Participants' 401(k) savings rate has been remarkably level over the past 15 years, according to new data from Vanguard Group, one of the largest 401(k) record keepers.

In 2018, the average savings rate — including employee and employer contributions — was 10.6%, marginally higher than the 10.4% rate in 2004, according to Vanguard's "How America Saves" study, which uses data from plans for which it provides record-keeping services.

"It surprises me a little, looking through the lens of auto features being implemented in 401(k) plans," Paul Sommerstad, partner at Cerity Partners, said of the savings rate remaining level.

(More: The potential downside of automatic enrollment in 401(k) plans)

The 10.6% overall savings rate is low compared with general guidance from financial planners and the retirement industry at large to save around 15% of one's salary. But, on the whole, a savings rate of around 10% is "not too shabby," said Wade Pfau, professor of retirement income at the American College of Financial Services.

Average 401(k) savings rates
Note: Data include participant and employer contributions.

"That's higher than I would have expected," Mr. Pfau said. "If you get started in your mid-20s, it should be more than adequate."

Further, investors may have money saved outside a 401(k) that would increase the overall household savings rate, he said.

But why isn't the rate higher, given improvements in 401(k) plan design?

Automating aspects of 401(k) plans has taken root as a best practice following passage of the Pension Protection Act of 2006. But roughly 40% of plans still don't use automatic enrollment. And those that do "do it very, very poorly," said Ellen Lander, principal of Renaissance Benefit Advisors Group.
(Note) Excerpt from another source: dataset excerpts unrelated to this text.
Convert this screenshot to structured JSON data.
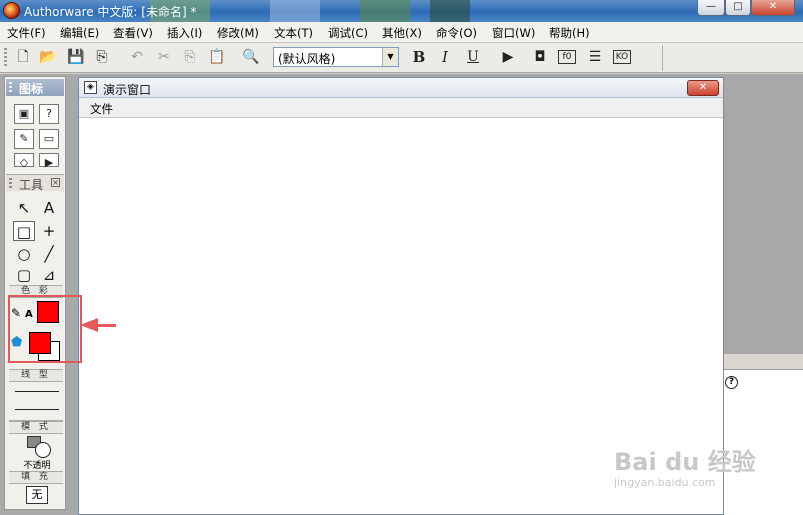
{
  "window": {
    "title": "Authorware 中文版: [未命名] *",
    "controls": {
      "minimize": "—",
      "maximize": "□",
      "close": "✕"
    }
  },
  "menubar": {
    "items": [
      "文件(F)",
      "编辑(E)",
      "查看(V)",
      "插入(I)",
      "修改(M)",
      "文本(T)",
      "调试(C)",
      "其他(X)",
      "命令(O)",
      "窗口(W)",
      "帮助(H)"
    ]
  },
  "toolbar": {
    "style_select_value": "(默认风格)",
    "style_select_arrow": "▼",
    "buttons": {
      "new": "🗋",
      "open": "📂",
      "save_all": "💾",
      "import": "⎘",
      "undo": "↶",
      "cut": "✂",
      "copy": "⎘",
      "paste": "📋",
      "find": "🔍",
      "bold": "B",
      "italic": "I",
      "underline": "U",
      "run": "▶",
      "control_panel": "◘",
      "functions": "f0",
      "variables": "☰",
      "knowledge": "KO"
    }
  },
  "palette": {
    "icons_header": "图标",
    "tools_header": "工具",
    "tools_close": "×",
    "color_label": "色 彩",
    "line_label": "线 型",
    "mode_label": "模 式",
    "mode_value": "不透明",
    "fill_label": "填 充",
    "fill_value": "无",
    "icon_buttons": {
      "display": "▣",
      "wait": "?",
      "calc": "✎",
      "interact": "▭",
      "erase": "◇",
      "video": "▶"
    },
    "tools": {
      "pointer": "↖",
      "text": "A",
      "rect": "□",
      "cross": "+",
      "ellipse": "○",
      "line": "╱",
      "rounded": "▢",
      "polygon": "⊿"
    },
    "colors": {
      "line_color": "#ff0000",
      "fill_fg": "#ff0000",
      "fill_bg": "#ffffff",
      "pen_letter": "A"
    }
  },
  "presentation_window": {
    "title": "演示窗口",
    "close": "✕",
    "menu": [
      "文件"
    ]
  },
  "right_panel": {
    "help": "?"
  },
  "watermark": {
    "main": "Bai du 经验",
    "sub": "jingyan.baidu.com"
  },
  "colors": {
    "titlebar": "#2d6bb5",
    "highlight": "#e05a5a",
    "swatch": "#ff0000"
  }
}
(More: When automatic enrollment doesn't make sense for 401(k) plans)

Most plan sponsors, for example, enroll participants at an initial savings rate that's too low, Ms. Lander said. More than half of 401(k) plans enroll employees at a starting rate of 4% or less, the most common being 3%, according to the Plan Sponsor Council of America. An employer match of 3% may therefore only yield a 6% total savings rate, depending on the structure of the match formula.

And 53% of plans with auto-enrollment do it only for new hires — meaning existing employees don't benefit.
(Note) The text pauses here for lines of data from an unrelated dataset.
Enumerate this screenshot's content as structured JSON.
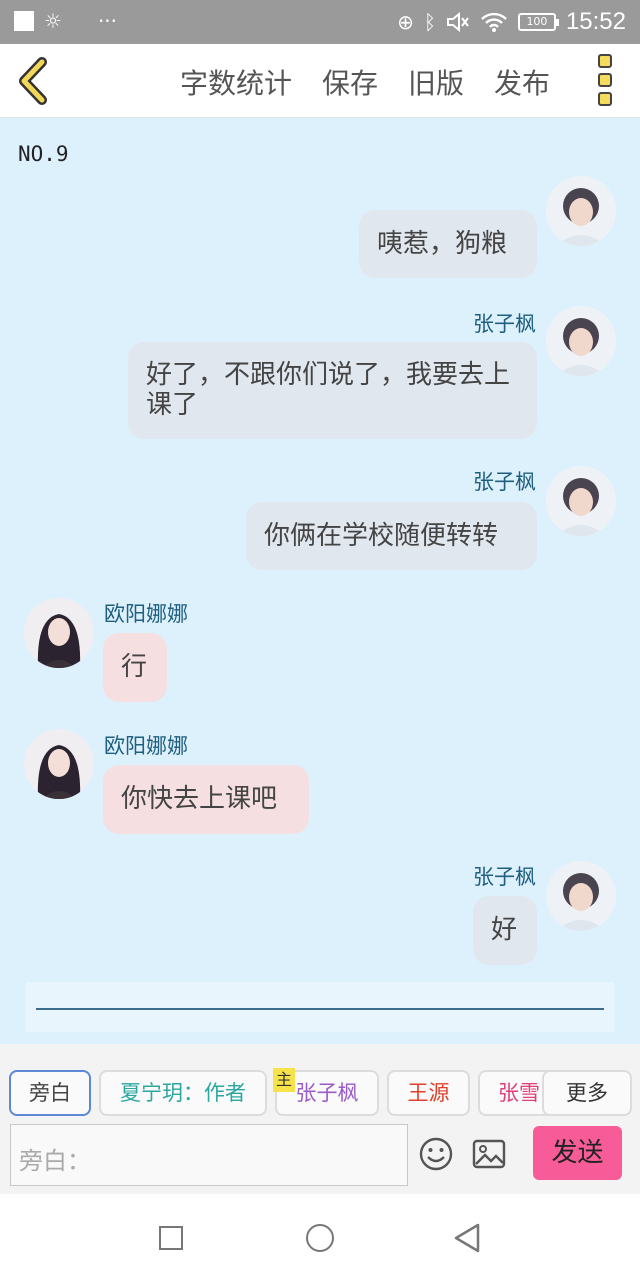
{
  "status_bar": {
    "time": "15:52",
    "battery": "100",
    "more_glyph": "···",
    "icons": [
      "white-square-icon",
      "sun-icon",
      "data-saver-icon",
      "bluetooth-icon",
      "mute-icon",
      "wifi-icon",
      "battery-icon"
    ]
  },
  "toolbar": {
    "word_count": "字数统计",
    "save": "保存",
    "old_version": "旧版",
    "publish": "发布"
  },
  "chat": {
    "number_label": "NO.9",
    "messages": [
      {
        "side": "right",
        "sender": "",
        "text": "咦惹，狗粮"
      },
      {
        "side": "right",
        "sender": "张子枫",
        "text": "好了，不跟你们说了，我要去上课了"
      },
      {
        "side": "right",
        "sender": "张子枫",
        "text": "你俩在学校随便转转"
      },
      {
        "side": "left",
        "sender": "欧阳娜娜",
        "text": "行"
      },
      {
        "side": "left",
        "sender": "欧阳娜娜",
        "text": "你快去上课吧"
      },
      {
        "side": "right",
        "sender": "张子枫",
        "text": "好"
      }
    ]
  },
  "roles": [
    {
      "label": "旁白",
      "color": "#444444",
      "badge": ""
    },
    {
      "label": "夏宁玥：作者",
      "color": "#2aa7a0",
      "badge": ""
    },
    {
      "label": "张子枫",
      "color": "#9a5cc8",
      "badge": "主"
    },
    {
      "label": "王源",
      "color": "#e0402a",
      "badge": ""
    },
    {
      "label": "张雪",
      "color": "#e0407a",
      "badge": ""
    }
  ],
  "more_label": "更多",
  "input": {
    "placeholder": "旁白："
  },
  "send_label": "发送",
  "colors": {
    "chat_bg": "#ddf1fd",
    "my_bubble": "#e1e7ef",
    "other_bubble": "#f5dfe1",
    "send_button": "#f85c98",
    "name_color": "#1f5f7f"
  }
}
Ms. Lander also is surprised at how "skittish" some 401(k) plan sponsors are when it comes to auto-escalation. Nearly three-quarters of plans using auto-enrollment also automatically escalate participant contributions — but 73% of those only raise contributions by 1% a year, according to PSCA data.

High employee turnover at companies also plays a role, said Jean Young, senior research analyst at Vanguard's Center for Investor Research.

Half of employees auto-enrolled into a plan with an annual savings-rate increase had left the company after three years, according to a separate Vanguard report published in 2018. The churn among employees consistently resets those employees' savings rates back to the default, and the auto-escalation cycle begins anew.

The good news, Ms. Young said, is because plan designs are consistently getting stronger and default savings rates are rising, employees' overall savings rate should trend upward over time.

"If every plan with auto enrollment defaulted at 6%, that would cause it to start to move up," said Ms. Young, lead author of "How America Saves."

Advisers wonder, though, if it makes sense to consistently push participants to save more money to levels they may not realistically be able to afford. Ms. Lander questions if participants with high levels of student debt benefit from having their savings rate increased to 15%, for example.

"If I push you up to 15%, I may not be doing you a favor," she said.